Du point de vue de la réception, l’inscription du fantastique-étrange en tant que sous-genre dans le texte, ne repose pas sur une esthétique gratuite. Avant le dévoilement de l’explication logique de l’intervention du surnaturel dans l’histoire, le lecteur demeure dubitatif : il s’inquiète, soupçonne, décrypte un contenu à l’aspect inhabituel. Les événements bizarres qui surgissent, remettent en question l’illusion réaliste et perturbe le code référentiel du texte.

En amont, avant même de connaître l’aboutissement du parcours diégétique, la vérité reste énigmatique et les propos du narrateur se veulent contestables :

« Dans un récit prétendument réaliste, le surgissement du surnaturel est objet de conjectures, et la véracité des dires des personnages, … sujette à caution.
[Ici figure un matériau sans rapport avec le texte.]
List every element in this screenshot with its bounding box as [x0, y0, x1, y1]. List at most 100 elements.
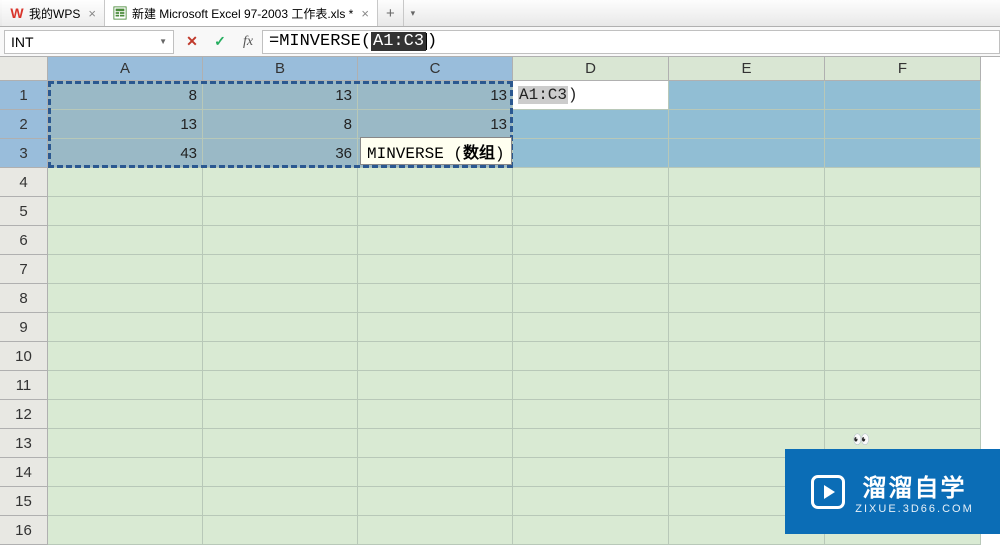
tab-workbook[interactable]: 新建 Microsoft Excel 97-2003 工作表.xls * × — [105, 0, 378, 26]
col-header-e[interactable]: E — [669, 57, 825, 81]
cell[interactable] — [825, 197, 981, 226]
cell[interactable] — [825, 255, 981, 284]
cell[interactable] — [48, 197, 203, 226]
cell[interactable]: 13 — [358, 81, 513, 110]
cell[interactable] — [203, 371, 358, 400]
cell[interactable] — [48, 458, 203, 487]
cell[interactable] — [358, 487, 513, 516]
cell[interactable] — [825, 371, 981, 400]
cell[interactable]: 13 — [358, 110, 513, 139]
name-box[interactable]: INT ▼ — [4, 30, 174, 54]
cell[interactable] — [513, 139, 669, 168]
cell[interactable] — [825, 342, 981, 371]
row-header[interactable]: 5 — [0, 197, 48, 226]
cell[interactable] — [513, 313, 669, 342]
cell[interactable]: 43 — [48, 139, 203, 168]
cell[interactable] — [513, 458, 669, 487]
cell[interactable]: 8 — [48, 81, 203, 110]
cell[interactable] — [669, 81, 825, 110]
cell[interactable] — [669, 313, 825, 342]
cell[interactable] — [825, 313, 981, 342]
confirm-button[interactable]: ✓ — [206, 30, 234, 54]
cell[interactable] — [513, 255, 669, 284]
cell[interactable] — [513, 168, 669, 197]
cell[interactable] — [48, 487, 203, 516]
cell[interactable]: 13 — [203, 81, 358, 110]
cell[interactable] — [358, 168, 513, 197]
cell[interactable] — [669, 371, 825, 400]
cell[interactable] — [203, 487, 358, 516]
close-icon[interactable]: × — [88, 6, 96, 21]
row-header[interactable]: 7 — [0, 255, 48, 284]
cell[interactable]: 13 — [48, 110, 203, 139]
cell[interactable] — [825, 110, 981, 139]
cell[interactable] — [358, 284, 513, 313]
formula-input[interactable]: =MINVERSE(A1:C3) — [262, 30, 1000, 54]
cell[interactable] — [669, 342, 825, 371]
cell[interactable] — [513, 110, 669, 139]
row-header[interactable]: 6 — [0, 226, 48, 255]
cell[interactable] — [203, 458, 358, 487]
cell[interactable] — [203, 255, 358, 284]
cell[interactable] — [358, 342, 513, 371]
cell[interactable] — [48, 313, 203, 342]
cell[interactable] — [669, 400, 825, 429]
cell[interactable] — [48, 168, 203, 197]
cell[interactable] — [358, 255, 513, 284]
cell[interactable] — [203, 168, 358, 197]
row-header[interactable]: 4 — [0, 168, 48, 197]
select-all-corner[interactable] — [0, 57, 48, 81]
row-header[interactable]: 8 — [0, 284, 48, 313]
cell[interactable] — [203, 429, 358, 458]
cell[interactable] — [203, 226, 358, 255]
row-header[interactable]: 1 — [0, 81, 48, 110]
cell[interactable] — [203, 284, 358, 313]
col-header-c[interactable]: C — [358, 57, 513, 81]
fx-button[interactable]: fx — [234, 30, 262, 54]
cell[interactable]: 8 — [203, 110, 358, 139]
row-header[interactable]: 13 — [0, 429, 48, 458]
cell[interactable] — [825, 400, 981, 429]
cell[interactable] — [203, 516, 358, 545]
col-header-a[interactable]: A — [48, 57, 203, 81]
cell[interactable] — [48, 429, 203, 458]
cell[interactable] — [358, 458, 513, 487]
cell[interactable] — [513, 487, 669, 516]
dropdown-icon[interactable]: ▼ — [159, 37, 167, 46]
cell[interactable] — [358, 429, 513, 458]
cell[interactable] — [513, 284, 669, 313]
cell[interactable] — [358, 400, 513, 429]
row-header[interactable]: 16 — [0, 516, 48, 545]
cell[interactable] — [203, 313, 358, 342]
cell[interactable] — [513, 342, 669, 371]
cell[interactable] — [825, 139, 981, 168]
cell[interactable] — [203, 197, 358, 226]
cell[interactable] — [669, 110, 825, 139]
row-header[interactable]: 9 — [0, 313, 48, 342]
new-tab-button[interactable]: + — [378, 0, 404, 26]
cell[interactable] — [825, 81, 981, 110]
cell[interactable] — [513, 429, 669, 458]
tab-menu-button[interactable]: ▾ — [404, 0, 422, 26]
cell[interactable] — [358, 313, 513, 342]
cell[interactable] — [513, 371, 669, 400]
cell[interactable] — [669, 168, 825, 197]
cell[interactable] — [48, 400, 203, 429]
cell[interactable] — [48, 342, 203, 371]
col-header-f[interactable]: F — [825, 57, 981, 81]
cell[interactable] — [513, 197, 669, 226]
col-header-d[interactable]: D — [513, 57, 669, 81]
cell[interactable] — [513, 516, 669, 545]
cell[interactable] — [203, 400, 358, 429]
cell[interactable]: 36 — [203, 139, 358, 168]
cell[interactable] — [358, 516, 513, 545]
cell[interactable] — [48, 516, 203, 545]
cell[interactable] — [358, 371, 513, 400]
cell[interactable] — [48, 226, 203, 255]
row-header[interactable]: 10 — [0, 342, 48, 371]
cell[interactable] — [825, 168, 981, 197]
active-cell-editor[interactable]: A1:C3) — [513, 81, 669, 110]
cell[interactable] — [669, 255, 825, 284]
cell[interactable] — [669, 139, 825, 168]
cell[interactable] — [48, 255, 203, 284]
Le lecteur est désormais entré dans la modernité littéraire, c’est-à-dire dans " l’ère du soupçonʺ. »1 Le fantastique génère donc une sorte de soupçon dans la mesure où les dires du sujet protagoniste sont soumis au doute jusqu’au moment où cet étrange est explicité raisonnablement. Il n’en demeure pas moins que le récepteur reste perplexe car en phase avec un univers diégétique inaccoutumé. Au surplus, c’est la linéarité du récit au plan de la narration, qui se voit troublée voire brisée. La fragmentation du texte s’appuie donc sur l’intégration / installation du code « fantastique – étrange » comme procédé novateur et transgressif.

Avec le « fantastique-étrange », l’écriture maghrébine entre dans l’ère de la modernité littéraire et explore les diverses possibilités que lui offre l’imaginaire et l’esthétique.